February is American Heart Month, and it’s a great time to learn more about the preventative steps we can all take to protect our heart health. For older adults, living a heart-healthy lifestyle is particularly important. Research shows that the risk of heart disease increases with age, and the majority of people who die from heart disease are 65 or older. Luckily, there are many risk factors for heart disease that can be controlled or reduced, just by making a few simple lifestyle changes. Follow the tips below to show your heart some extra love during American Heart Month and beyond.
Tip #1: Stay active
Research had found that exercising for at least 150 minutes per week can have numerous health benefits, including lowering the risk of heart disease. If you’re new to exercise, walking is a good place to start. Walking is one the best exercises for seniors because it is a low-impact activity, yet it still elevates your heart rate. Making short, brisk walks part of your daily routine may help you to lower your blood pressure and cholesterol levels and maintain a healthy weight, all of which can reduce your heart disease risk. As always, be sure to consult your doctor before starting any new exercise program.
Tip #2: Eat smart
Preventing heart disease is about more than avoiding unhealthy foods; you also need to consume nutrient-rich foods as part of a heart-healthy diet. The American Heart Association recommends adding more color to your meals in the form of fruit and vegetables, whether they are fresh, frozen, or canned. Fruits and veggies tend to be low in calories but high in fiber, and water, which help you maintain a healthy weight while still satisfying your hunger. Replacing unhealthy processed foods with fruits and vegetables can also help lower the risk of chronic diseases and conditions including heart disease, stroke, high blood pressure, and high cholesterol.
Tip #3: Know your numbers
Heart disease can be preventable when you know your risk factors and how to manage them. This is why it’s important to get regular check-ups to monitor your overall health and find problems early. Ask your health care provider to screen for your critical health numbers, including your blood pressure, blood sugar, cholesterol levels, and body mass index. If your numbers are not in a healthy range for you, your health care provider can help you develop a plan to manage and control them. When you know your numbers, you’ll have a better understanding of your health picture and even more motivation to keep up with heart-healthy habits.

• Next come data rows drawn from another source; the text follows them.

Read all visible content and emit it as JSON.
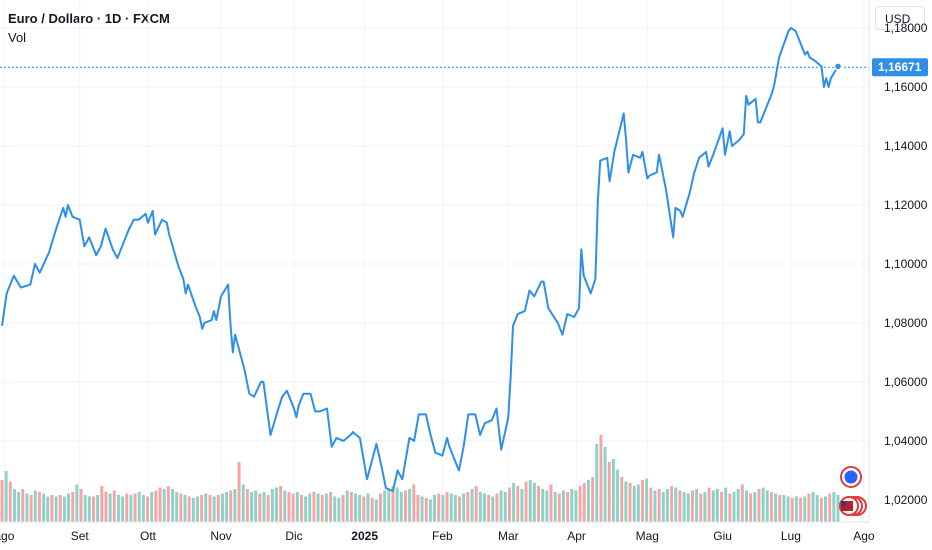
{
  "legend": {
    "symbol": "Euro / Dollaro · 1D · FXCM",
    "indicator": "Vol"
  },
  "axis": {
    "currency_button": "USD"
  },
  "colors": {
    "line": "#2f8fe8",
    "price_label_bg": "#2f8fe8",
    "vol_up": "#8fd1c6",
    "vol_down": "#f4a6a6",
    "event_badge": "#e03c3c",
    "event_badge_alt": "#2962ff"
  },
  "icons": {
    "event_markers": [
      "dividend-earnings-icon",
      "us-flag-event-icon"
    ]
  },
  "chart_data": {
    "type": "line",
    "title": "Euro / Dollaro · 1D · FXCM",
    "xlabel": "",
    "ylabel": "",
    "ylim": [
      1.0125,
      1.1895
    ],
    "y_ticks": [
      "1,18000",
      "1,16000",
      "1,14000",
      "1,12000",
      "1,10000",
      "1,08000",
      "1,06000",
      "1,04000",
      "1,02000"
    ],
    "y_tick_values": [
      1.18,
      1.16,
      1.14,
      1.12,
      1.1,
      1.08,
      1.06,
      1.04,
      1.02
    ],
    "x_ticks": [
      "ago",
      "Set",
      "Ott",
      "Nov",
      "Dic",
      "2025",
      "Feb",
      "Mar",
      "Apr",
      "Mag",
      "Giu",
      "Lug",
      "Ago"
    ],
    "x_tick_dates": [
      "2024-08-01",
      "2024-09-02",
      "2024-10-01",
      "2024-11-01",
      "2024-12-02",
      "2025-01-01",
      "2025-02-03",
      "2025-03-03",
      "2025-04-01",
      "2025-05-01",
      "2025-06-02",
      "2025-07-01",
      "2025-08-01"
    ],
    "grid": true,
    "last_price_label": "1,16671",
    "last_price": 1.16671,
    "series": [
      {
        "points": [
          [
            "2024-07-31",
            1.079
          ],
          [
            "2024-08-02",
            1.09
          ],
          [
            "2024-08-05",
            1.096
          ],
          [
            "2024-08-08",
            1.092
          ],
          [
            "2024-08-12",
            1.093
          ],
          [
            "2024-08-14",
            1.1
          ],
          [
            "2024-08-16",
            1.097
          ],
          [
            "2024-08-20",
            1.104
          ],
          [
            "2024-08-23",
            1.112
          ],
          [
            "2024-08-26",
            1.119
          ],
          [
            "2024-08-27",
            1.116
          ],
          [
            "2024-08-28",
            1.12
          ],
          [
            "2024-08-30",
            1.116
          ],
          [
            "2024-09-02",
            1.115
          ],
          [
            "2024-09-04",
            1.106
          ],
          [
            "2024-09-06",
            1.109
          ],
          [
            "2024-09-09",
            1.103
          ],
          [
            "2024-09-11",
            1.106
          ],
          [
            "2024-09-13",
            1.112
          ],
          [
            "2024-09-16",
            1.105
          ],
          [
            "2024-09-18",
            1.102
          ],
          [
            "2024-09-20",
            1.106
          ],
          [
            "2024-09-23",
            1.112
          ],
          [
            "2024-09-25",
            1.115
          ],
          [
            "2024-09-27",
            1.115
          ],
          [
            "2024-09-30",
            1.117
          ],
          [
            "2024-10-01",
            1.114
          ],
          [
            "2024-10-03",
            1.118
          ],
          [
            "2024-10-04",
            1.11
          ],
          [
            "2024-10-07",
            1.115
          ],
          [
            "2024-10-09",
            1.114
          ],
          [
            "2024-10-10",
            1.11
          ],
          [
            "2024-10-14",
            1.099
          ],
          [
            "2024-10-16",
            1.095
          ],
          [
            "2024-10-17",
            1.09
          ],
          [
            "2024-10-18",
            1.093
          ],
          [
            "2024-10-21",
            1.086
          ],
          [
            "2024-10-23",
            1.082
          ],
          [
            "2024-10-24",
            1.078
          ],
          [
            "2024-10-25",
            1.08
          ],
          [
            "2024-10-28",
            1.081
          ],
          [
            "2024-10-29",
            1.084
          ],
          [
            "2024-10-30",
            1.081
          ],
          [
            "2024-10-31",
            1.085
          ],
          [
            "2024-11-01",
            1.089
          ],
          [
            "2024-11-04",
            1.093
          ],
          [
            "2024-11-05",
            1.08
          ],
          [
            "2024-11-06",
            1.07
          ],
          [
            "2024-11-07",
            1.076
          ],
          [
            "2024-11-11",
            1.064
          ],
          [
            "2024-11-13",
            1.056
          ],
          [
            "2024-11-15",
            1.055
          ],
          [
            "2024-11-18",
            1.06
          ],
          [
            "2024-11-19",
            1.06
          ],
          [
            "2024-11-21",
            1.048
          ],
          [
            "2024-11-22",
            1.042
          ],
          [
            "2024-11-25",
            1.05
          ],
          [
            "2024-11-27",
            1.055
          ],
          [
            "2024-11-29",
            1.057
          ],
          [
            "2024-12-02",
            1.051
          ],
          [
            "2024-12-03",
            1.048
          ],
          [
            "2024-12-04",
            1.052
          ],
          [
            "2024-12-06",
            1.056
          ],
          [
            "2024-12-09",
            1.056
          ],
          [
            "2024-12-11",
            1.05
          ],
          [
            "2024-12-13",
            1.05
          ],
          [
            "2024-12-16",
            1.051
          ],
          [
            "2024-12-18",
            1.038
          ],
          [
            "2024-12-20",
            1.041
          ],
          [
            "2024-12-23",
            1.04
          ],
          [
            "2024-12-26",
            1.042
          ],
          [
            "2024-12-27",
            1.043
          ],
          [
            "2024-12-30",
            1.041
          ],
          [
            "2025-01-02",
            1.027
          ],
          [
            "2025-01-03",
            1.03
          ],
          [
            "2025-01-06",
            1.039
          ],
          [
            "2025-01-08",
            1.032
          ],
          [
            "2025-01-10",
            1.024
          ],
          [
            "2025-01-13",
            1.023
          ],
          [
            "2025-01-15",
            1.03
          ],
          [
            "2025-01-17",
            1.027
          ],
          [
            "2025-01-20",
            1.041
          ],
          [
            "2025-01-22",
            1.04
          ],
          [
            "2025-01-24",
            1.049
          ],
          [
            "2025-01-27",
            1.049
          ],
          [
            "2025-01-29",
            1.042
          ],
          [
            "2025-01-31",
            1.036
          ],
          [
            "2025-02-03",
            1.035
          ],
          [
            "2025-02-05",
            1.041
          ],
          [
            "2025-02-06",
            1.038
          ],
          [
            "2025-02-10",
            1.03
          ],
          [
            "2025-02-12",
            1.038
          ],
          [
            "2025-02-14",
            1.049
          ],
          [
            "2025-02-17",
            1.049
          ],
          [
            "2025-02-19",
            1.042
          ],
          [
            "2025-02-21",
            1.046
          ],
          [
            "2025-02-24",
            1.047
          ],
          [
            "2025-02-26",
            1.051
          ],
          [
            "2025-02-28",
            1.037
          ],
          [
            "2025-03-03",
            1.048
          ],
          [
            "2025-03-04",
            1.062
          ],
          [
            "2025-03-05",
            1.079
          ],
          [
            "2025-03-07",
            1.083
          ],
          [
            "2025-03-10",
            1.084
          ],
          [
            "2025-03-12",
            1.091
          ],
          [
            "2025-03-14",
            1.089
          ],
          [
            "2025-03-17",
            1.094
          ],
          [
            "2025-03-18",
            1.094
          ],
          [
            "2025-03-20",
            1.085
          ],
          [
            "2025-03-24",
            1.08
          ],
          [
            "2025-03-26",
            1.076
          ],
          [
            "2025-03-28",
            1.083
          ],
          [
            "2025-03-31",
            1.082
          ],
          [
            "2025-04-02",
            1.085
          ],
          [
            "2025-04-03",
            1.105
          ],
          [
            "2025-04-04",
            1.096
          ],
          [
            "2025-04-07",
            1.09
          ],
          [
            "2025-04-09",
            1.095
          ],
          [
            "2025-04-10",
            1.121
          ],
          [
            "2025-04-11",
            1.135
          ],
          [
            "2025-04-14",
            1.136
          ],
          [
            "2025-04-15",
            1.128
          ],
          [
            "2025-04-17",
            1.138
          ],
          [
            "2025-04-21",
            1.151
          ],
          [
            "2025-04-22",
            1.142
          ],
          [
            "2025-04-23",
            1.131
          ],
          [
            "2025-04-25",
            1.137
          ],
          [
            "2025-04-28",
            1.136
          ],
          [
            "2025-04-29",
            1.138
          ],
          [
            "2025-05-01",
            1.129
          ],
          [
            "2025-05-02",
            1.13
          ],
          [
            "2025-05-05",
            1.131
          ],
          [
            "2025-05-06",
            1.137
          ],
          [
            "2025-05-07",
            1.133
          ],
          [
            "2025-05-09",
            1.125
          ],
          [
            "2025-05-12",
            1.109
          ],
          [
            "2025-05-13",
            1.119
          ],
          [
            "2025-05-15",
            1.118
          ],
          [
            "2025-05-16",
            1.116
          ],
          [
            "2025-05-19",
            1.124
          ],
          [
            "2025-05-21",
            1.131
          ],
          [
            "2025-05-23",
            1.136
          ],
          [
            "2025-05-26",
            1.138
          ],
          [
            "2025-05-27",
            1.133
          ],
          [
            "2025-05-29",
            1.137
          ],
          [
            "2025-06-02",
            1.146
          ],
          [
            "2025-06-03",
            1.137
          ],
          [
            "2025-06-05",
            1.145
          ],
          [
            "2025-06-06",
            1.14
          ],
          [
            "2025-06-09",
            1.142
          ],
          [
            "2025-06-11",
            1.144
          ],
          [
            "2025-06-12",
            1.157
          ],
          [
            "2025-06-13",
            1.154
          ],
          [
            "2025-06-16",
            1.156
          ],
          [
            "2025-06-17",
            1.148
          ],
          [
            "2025-06-18",
            1.148
          ],
          [
            "2025-06-20",
            1.152
          ],
          [
            "2025-06-23",
            1.158
          ],
          [
            "2025-06-24",
            1.161
          ],
          [
            "2025-06-26",
            1.17
          ],
          [
            "2025-06-30",
            1.179
          ],
          [
            "2025-07-01",
            1.18
          ],
          [
            "2025-07-03",
            1.179
          ],
          [
            "2025-07-04",
            1.177
          ],
          [
            "2025-07-07",
            1.171
          ],
          [
            "2025-07-08",
            1.172
          ],
          [
            "2025-07-09",
            1.17
          ],
          [
            "2025-07-11",
            1.169
          ],
          [
            "2025-07-14",
            1.167
          ],
          [
            "2025-07-15",
            1.16
          ],
          [
            "2025-07-16",
            1.163
          ],
          [
            "2025-07-17",
            1.16
          ],
          [
            "2025-07-18",
            1.163
          ],
          [
            "2025-07-21",
            1.167
          ]
        ]
      }
    ],
    "volume": {
      "values": [
        28,
        34,
        27,
        22,
        20,
        22,
        19,
        18,
        21,
        20,
        19,
        17,
        18,
        17,
        18,
        17,
        19,
        20,
        25,
        22,
        18,
        17,
        17,
        18,
        24,
        20,
        19,
        21,
        18,
        17,
        19,
        18,
        19,
        20,
        18,
        17,
        20,
        21,
        23,
        22,
        24,
        22,
        20,
        19,
        18,
        17,
        16,
        17,
        18,
        19,
        18,
        17,
        18,
        19,
        20,
        21,
        22,
        40,
        25,
        22,
        20,
        21,
        19,
        20,
        18,
        22,
        23,
        24,
        21,
        20,
        19,
        20,
        18,
        17,
        19,
        20,
        19,
        18,
        19,
        20,
        17,
        16,
        18,
        21,
        20,
        19,
        18,
        17,
        19,
        16,
        15,
        19,
        21,
        22,
        24,
        23,
        20,
        21,
        22,
        25,
        18,
        17,
        16,
        15,
        18,
        19,
        18,
        20,
        19,
        18,
        17,
        19,
        20,
        22,
        24,
        20,
        19,
        18,
        17,
        19,
        21,
        20,
        23,
        26,
        24,
        22,
        27,
        28,
        26,
        24,
        22,
        21,
        25,
        20,
        19,
        21,
        20,
        22,
        21,
        24,
        26,
        28,
        30,
        52,
        58,
        50,
        40,
        42,
        35,
        30,
        27,
        26,
        24,
        25,
        28,
        29,
        23,
        21,
        22,
        20,
        22,
        24,
        23,
        21,
        20,
        19,
        21,
        22,
        19,
        20,
        23,
        21,
        22,
        20,
        23,
        19,
        20,
        22,
        25,
        21,
        19,
        20,
        22,
        23,
        21,
        20,
        19,
        18,
        18,
        17,
        16,
        17,
        16,
        17,
        19,
        20,
        18,
        16,
        17,
        19,
        20,
        18
      ],
      "up": [
        0,
        1,
        0,
        1,
        1,
        0,
        1,
        0,
        1,
        0,
        1,
        1,
        0,
        1,
        0,
        1,
        1,
        0,
        1,
        0,
        1,
        1,
        0,
        1,
        0,
        0,
        1,
        0,
        1,
        1,
        0,
        1,
        0,
        1,
        1,
        0,
        1,
        0,
        0,
        1,
        0,
        1,
        1,
        0,
        1,
        0,
        1,
        1,
        0,
        1,
        0,
        1,
        0,
        1,
        1,
        0,
        1,
        0,
        1,
        0,
        1,
        1,
        0,
        1,
        0,
        1,
        1,
        0,
        1,
        0,
        0,
        1,
        0,
        1,
        1,
        0,
        1,
        0,
        1,
        0,
        1,
        1,
        0,
        1,
        0,
        1,
        1,
        0,
        1,
        0,
        1,
        0,
        1,
        1,
        0,
        1,
        1,
        0,
        1,
        0,
        0,
        1,
        0,
        1,
        1,
        0,
        1,
        0,
        1,
        1,
        0,
        1,
        0,
        1,
        0,
        1,
        1,
        0,
        1,
        0,
        1,
        1,
        0,
        1,
        0,
        1,
        0,
        1,
        1,
        0,
        1,
        1,
        0,
        1,
        0,
        1,
        0,
        1,
        1,
        0,
        0,
        1,
        0,
        1,
        0,
        1,
        0,
        1,
        1,
        0,
        1,
        0,
        1,
        1,
        0,
        1,
        0,
        1,
        0,
        1,
        1,
        0,
        1,
        0,
        1,
        1,
        0,
        1,
        0,
        1,
        0,
        1,
        1,
        0,
        1,
        0,
        1,
        1,
        0,
        1,
        0,
        1,
        0,
        1,
        1,
        0,
        1,
        0,
        1,
        1,
        0,
        1,
        0,
        1,
        0,
        1,
        1,
        0,
        1,
        0,
        1,
        1
      ]
    }
  }
}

Tip #4: Keep stress in check
We all deal with different stressors, no matter our age. But as we grow older, stress can take a greater toll on our minds and bodies. Over time, chronic stress can even lead to an increased risk of senior health challenges including heart disease, high blood pressure, a weakened immune system, and mental health conditions like anxiety and depression. The key to dealing with stress is finding what works best for you. Ideas for stress-relieving activities include doing calming exercises like Tai Chi or yoga, listening to music, or simply spending time with friends, family, and pets. Finding a healthy outlet for your stress will help you fight its adverse health effects and improve your overall mood.
According to the American Heart Association, your lifestyle is your best defense against the risk of heart disease and stroke. Committing to a heart-healthy way of life doesn’t happen overnight, but it’s never too late (or too early) to start! What healthy lifestyle changes will you make during American Heart Month?